Smouldering peat at Tordit-Gurrup Lagoon
Smouldering peat at Tordit-Gurrup Lagoon Tim Foley DPaW

A bushfire that started after a lightning strike near Tordit-Gurrup Lagoon, 60km east of Manjimup, is likely to smoulder for many more months – until the next significant rain event.

Department of Parks and Wildlife (DPaW) incident controller Brian Moss said the fire was burning in peat in a remote area of Lake Muir Nature Reserve, which presented a number of challenges for fire crews.

This is a peat fire, which is a build-up of decaying plant matter that forms in wetlands, and because peat burns underground it is near impossible to extinguish,” he said.

“The difficulties we’ve experienced in this case highlight the complexities of firefighting – it’s not just about grabbing a hose or dumping water from the air.

“Our fire crews have created trenches to prevent the fire spreading and to separate the burning sections, and we used a helitac and water bombers to assist ground crews when the fire was at its most intense to ensure the area remained wet.

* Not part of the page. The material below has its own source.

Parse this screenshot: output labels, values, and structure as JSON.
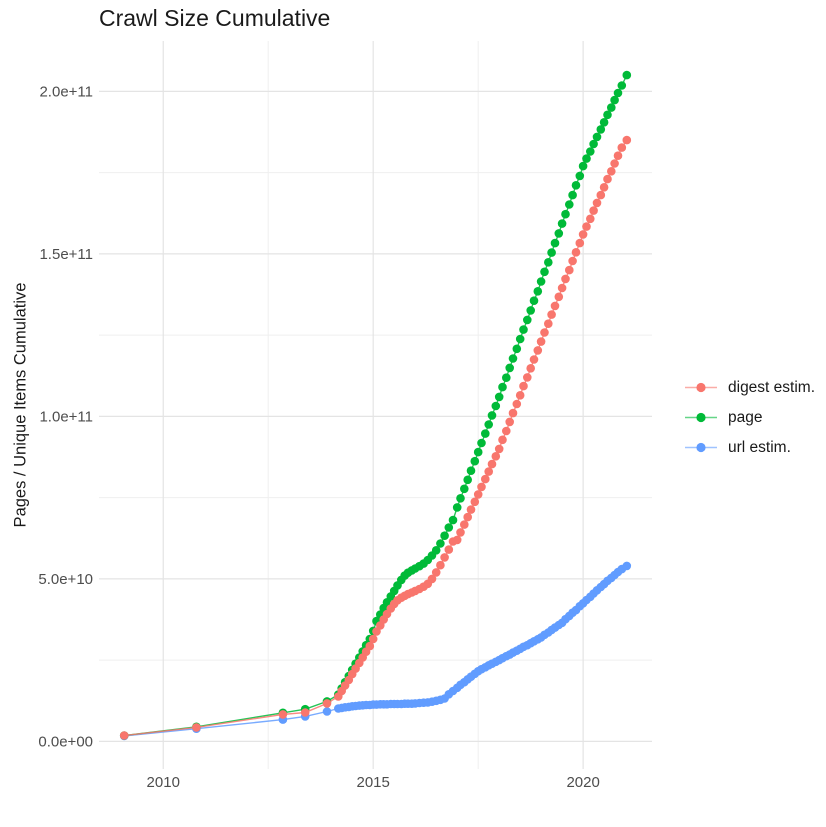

Mr Moss said a similar bushfire had burnt for five months from October 1987 until February 1988 in almost exactly the same area.

“We were able to apply the knowledge we gathered as a result of the 1987/88 fire, which allowed us to quickly do an assessment and make decisions on the best way to tackle the fire,” he said.

“Twenty-six years ago, fire crews were forced to build trenches by hand. This time we had the luxury of earth-moving machines but it will still take some time and we will probably need to continue monitoring the fire well into next year.”

The bushfire is now controlled and it has burnt approximately 80 hectares.